The two men, from Sweden and South Africa, were seized in the desert city of Timbuktu in November 2011, weeks before secular and Islamist rebels took over Mali's north.
A German man with them was shot dead during the capture while a Dutch hostage was discovered by chance and freed during a raid by French commandos in April 2015.
The nearly 19-minute video, entitled "A trip to interview two prisoners," could not be independently verified by Reuters, although it bore the stamp of al-Andalus, which claims to be the media arm of al Qaeda in north Africa (AQMI). It was posted on Youtube and on a Mauritanian website called Sahara Medias, which has a history of releasing statements by Islamist groups.
The opening sequence shows a group of armed men in the desert and is narrated by a masked man speaking fluent English.
The film then cuts to a forest scene where the two bearded hostages are led beneath a tree and interviewed as their captors look on.
The men, who were filmed in 2012 and 2013 but are not known to have appeared in video footage since, are informed by their masked interviewer that negotiations for their release are underway but have not yet succeeded.
Both Stephen Malcolm McGowan, of South Africa, and Johan Gustafsson, of Sweden, ask for help from their governments. Neither hostage showed any obvious signs of ill health.

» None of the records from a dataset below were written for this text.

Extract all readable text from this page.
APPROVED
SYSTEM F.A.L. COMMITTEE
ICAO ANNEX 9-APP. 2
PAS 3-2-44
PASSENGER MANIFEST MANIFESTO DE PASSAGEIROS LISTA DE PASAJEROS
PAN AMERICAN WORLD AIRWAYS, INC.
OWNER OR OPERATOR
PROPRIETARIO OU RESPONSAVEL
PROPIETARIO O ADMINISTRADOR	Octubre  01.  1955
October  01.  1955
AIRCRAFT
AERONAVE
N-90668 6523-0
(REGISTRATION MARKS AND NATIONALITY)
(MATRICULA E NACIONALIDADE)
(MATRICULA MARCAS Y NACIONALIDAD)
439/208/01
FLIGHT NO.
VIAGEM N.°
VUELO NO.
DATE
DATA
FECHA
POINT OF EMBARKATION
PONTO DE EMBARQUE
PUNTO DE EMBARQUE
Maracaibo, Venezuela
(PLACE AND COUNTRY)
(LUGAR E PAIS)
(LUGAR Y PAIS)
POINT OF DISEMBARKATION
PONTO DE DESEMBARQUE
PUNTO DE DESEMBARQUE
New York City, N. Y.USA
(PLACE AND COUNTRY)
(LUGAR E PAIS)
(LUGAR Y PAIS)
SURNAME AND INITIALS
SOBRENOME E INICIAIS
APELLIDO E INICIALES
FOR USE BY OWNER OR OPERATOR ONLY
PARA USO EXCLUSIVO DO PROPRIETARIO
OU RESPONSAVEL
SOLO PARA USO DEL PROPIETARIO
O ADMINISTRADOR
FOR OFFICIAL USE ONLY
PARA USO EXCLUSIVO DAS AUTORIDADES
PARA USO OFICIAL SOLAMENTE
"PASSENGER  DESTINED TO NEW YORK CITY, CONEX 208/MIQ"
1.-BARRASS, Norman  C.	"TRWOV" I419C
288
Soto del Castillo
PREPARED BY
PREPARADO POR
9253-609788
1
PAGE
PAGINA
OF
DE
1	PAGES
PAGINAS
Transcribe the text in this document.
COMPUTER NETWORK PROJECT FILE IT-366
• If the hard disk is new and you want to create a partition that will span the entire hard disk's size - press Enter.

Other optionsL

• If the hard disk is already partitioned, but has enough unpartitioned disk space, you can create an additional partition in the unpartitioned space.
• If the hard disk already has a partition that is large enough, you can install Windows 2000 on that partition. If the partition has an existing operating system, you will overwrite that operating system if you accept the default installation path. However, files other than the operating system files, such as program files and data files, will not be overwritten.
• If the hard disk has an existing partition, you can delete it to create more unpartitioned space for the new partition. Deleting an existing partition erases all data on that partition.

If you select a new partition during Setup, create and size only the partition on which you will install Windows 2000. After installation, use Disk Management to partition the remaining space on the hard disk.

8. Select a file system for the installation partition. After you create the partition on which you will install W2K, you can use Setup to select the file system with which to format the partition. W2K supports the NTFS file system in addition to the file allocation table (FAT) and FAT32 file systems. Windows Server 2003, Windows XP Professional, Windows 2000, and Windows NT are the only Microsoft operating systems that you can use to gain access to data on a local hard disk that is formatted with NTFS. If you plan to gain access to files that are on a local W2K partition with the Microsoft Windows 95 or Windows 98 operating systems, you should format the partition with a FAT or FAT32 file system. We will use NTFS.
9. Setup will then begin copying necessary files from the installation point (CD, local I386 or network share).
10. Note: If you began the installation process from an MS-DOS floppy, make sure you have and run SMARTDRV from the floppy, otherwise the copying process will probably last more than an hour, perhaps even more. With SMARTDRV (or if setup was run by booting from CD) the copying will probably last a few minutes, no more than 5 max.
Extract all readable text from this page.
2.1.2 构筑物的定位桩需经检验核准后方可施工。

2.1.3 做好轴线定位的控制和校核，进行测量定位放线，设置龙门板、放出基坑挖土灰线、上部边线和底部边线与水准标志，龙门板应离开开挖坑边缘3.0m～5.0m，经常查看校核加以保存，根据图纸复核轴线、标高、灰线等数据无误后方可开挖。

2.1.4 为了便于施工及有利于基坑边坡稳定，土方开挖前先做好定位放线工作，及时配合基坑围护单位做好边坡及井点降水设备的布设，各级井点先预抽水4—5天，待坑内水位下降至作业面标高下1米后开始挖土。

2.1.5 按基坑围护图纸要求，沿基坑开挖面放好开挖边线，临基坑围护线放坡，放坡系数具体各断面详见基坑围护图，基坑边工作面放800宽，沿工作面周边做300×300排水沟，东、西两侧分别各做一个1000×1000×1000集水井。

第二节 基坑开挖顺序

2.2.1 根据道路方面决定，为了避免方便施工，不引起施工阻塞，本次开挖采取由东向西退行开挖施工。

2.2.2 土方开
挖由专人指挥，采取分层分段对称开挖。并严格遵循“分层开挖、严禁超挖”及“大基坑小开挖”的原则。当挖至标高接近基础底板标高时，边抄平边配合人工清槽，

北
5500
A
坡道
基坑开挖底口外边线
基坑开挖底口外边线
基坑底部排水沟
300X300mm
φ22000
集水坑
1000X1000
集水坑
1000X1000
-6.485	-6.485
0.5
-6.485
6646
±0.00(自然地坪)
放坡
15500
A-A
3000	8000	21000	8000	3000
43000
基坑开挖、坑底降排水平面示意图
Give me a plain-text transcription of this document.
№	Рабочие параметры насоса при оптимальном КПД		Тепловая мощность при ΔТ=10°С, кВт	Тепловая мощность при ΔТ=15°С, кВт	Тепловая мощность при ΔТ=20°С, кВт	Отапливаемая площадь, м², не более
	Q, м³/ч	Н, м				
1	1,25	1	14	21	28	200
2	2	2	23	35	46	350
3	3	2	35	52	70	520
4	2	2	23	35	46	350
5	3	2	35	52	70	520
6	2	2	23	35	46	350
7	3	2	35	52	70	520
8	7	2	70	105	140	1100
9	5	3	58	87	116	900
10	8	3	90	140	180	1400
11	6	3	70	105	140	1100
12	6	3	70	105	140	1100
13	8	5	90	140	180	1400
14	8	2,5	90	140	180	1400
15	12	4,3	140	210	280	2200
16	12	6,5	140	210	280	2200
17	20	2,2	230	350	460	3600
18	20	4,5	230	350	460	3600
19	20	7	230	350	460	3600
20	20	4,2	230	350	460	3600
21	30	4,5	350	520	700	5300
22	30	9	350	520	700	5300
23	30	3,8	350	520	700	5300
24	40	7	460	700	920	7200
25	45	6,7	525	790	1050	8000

The video features sound effects and super-imposed images, suggesting the kidnappers may be aping the sophisticated production techniques used by the Islamic State.
The date of the video is not clear, though the video could be dated from McGowan's mother's birthday and his wedding anniversary which he acknowledges in his message.
The location of the video is not given, described only by the narrator as "new territory under the control of mujahideen". McGowan hints they are being held in Mali.
A French military intervention in the West African country in 2013 chased out the Islamist militants from the main towns of the north, although they have since regrouped in remote areas.
In recent weeks, they have spread further south and have conducted attacks in the southern capital Bamako and one near the Ivory Coast border.